Second is the open-world plague. The marketing demand for "huge maps" and "hundreds of hours of content" has forced developers to stretch their resources across impossibly vast digital landscapes. The result is worlds that are a mile wide and an inch deep, filled with copy-pasted, non-interactive assets because there's simply no other way to fill the space without a thousand-year development cycle.
This all feeds into the final, most important factor: man-hours. Creating a tiny, interactive gag like a microwave that beeps when you press a button is trivial from a coding perspective.
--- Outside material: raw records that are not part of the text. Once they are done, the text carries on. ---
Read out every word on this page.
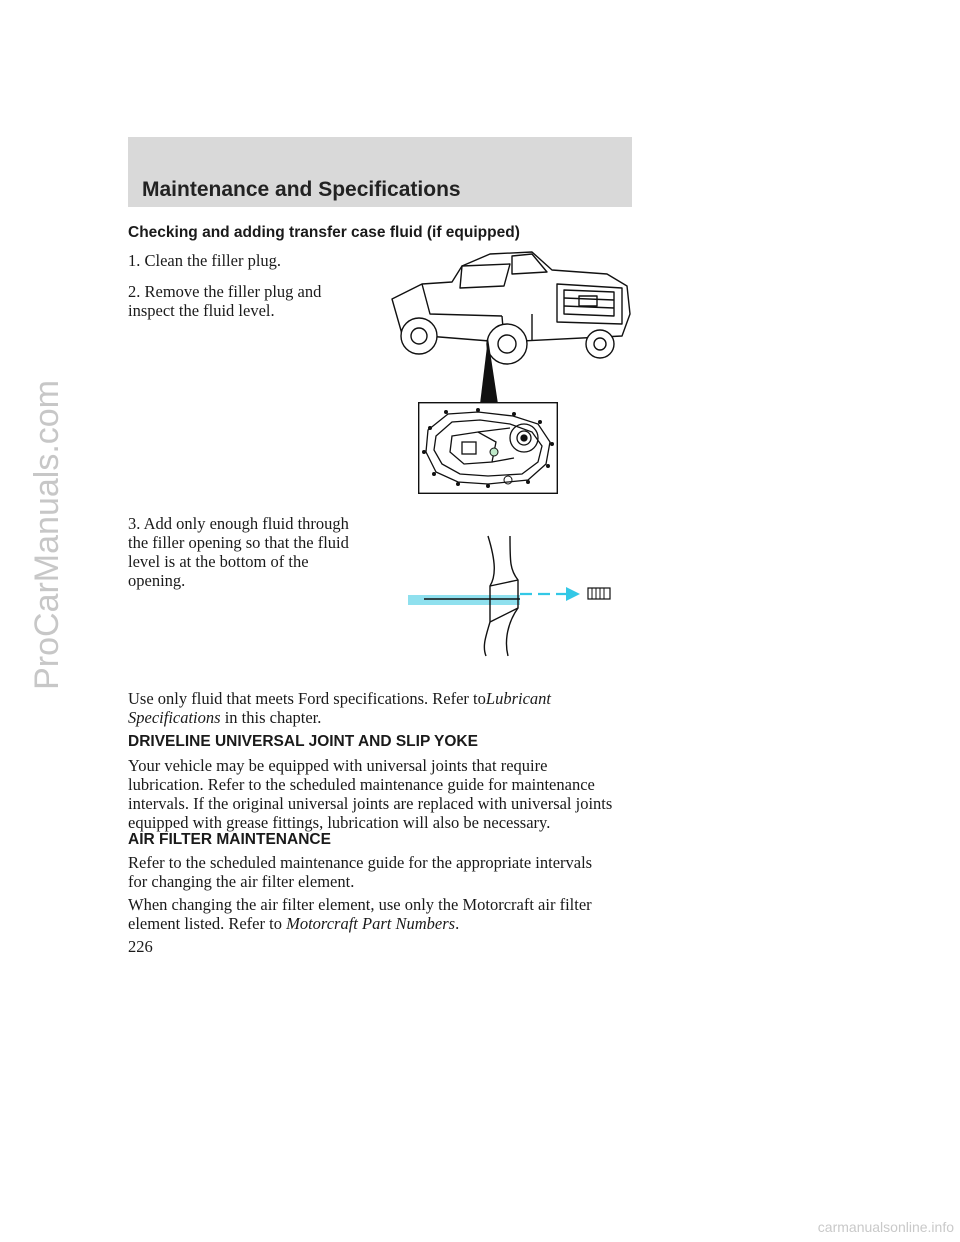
Maintenance and Specifications
Checking and adding transfer case fluid (if equipped)

1. Clean the filler plug.

2. Remove the filler plug and
inspect the fluid level.
3. Add only enough fluid through
the filler opening so that the fluid
level is at the bottom of the
opening.
Use only fluid that meets Ford specifications. Refer toLubricant
Specifications in this chapter.
DRIVELINE UNIVERSAL JOINT AND SLIP YOKE
Your vehicle may be equipped with universal joints that require
lubrication. Refer to the scheduled maintenance guide for maintenance
intervals. If the original universal joints are replaced with universal joints
equipped with grease fittings, lubrication will also be necessary.
AIR FILTER MAINTENANCE
Refer to the scheduled maintenance guide for the appropriate intervals
for changing the air filter element.
When changing the air filter element, use only the Motorcraft air filter
element listed. Refer to Motorcraft Part Numbers.

226

ProCarManuals.com

carmanualsonline.info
But in a modern AAA pipeline, it requires sound assets, UI elements, and a bespoke, motion-captured character animation of someone pressing the buttons, lest the player base revolt. That simple gag just became a month of work for three different departments. It’s the first thing to get cut from the budget.
A Tale of Two Remedies
If you need proof that this is a choice, not a limitation, look no further than Remedy Entertainment itself. In 2019, they released Control, a last-gen game where you could telekinetically rip chunks of concrete from the walls and reduce entire office complexes to rubble. It was a glorious, chaotic ballet of destruction. A few years later, they release Alan Wake 2, a technical showcase where the environment has all the structural integrity of a diamond. It’s the same developer. The difference is a shift in priorities, away from dynamic, physics-based environments and towards curated, cinematic presentation.
It's Okay to Like the Pretty Picture
Again, I want to be clear: Alan Wake 2 is a masterpiece of atmosphere and storytelling. Resident Evil Village is a brilliant horror theme park. These are not bad games. But playing them feels like being on a guided tour of a museum. You can look at the stunning exhibits, but for God's sake, don't touch anything. It breaks the sense of place, that feeling of being in a world rather than just looking at one. It’s an intangible loss, but one that gnaws at the edges of the experience, reminding you that it’s all just a facade.
Maybe it's time we stopped rewarding sheer scale and graphical fidelity above all else. Maybe it's time we started celebrating games that are smaller but denser, that give us worlds we can mess up. Give me a messy, reactive room over a perfect, static museum any day of the week. Give me a world where I can shoot the damn coffee mug and watch it shatter.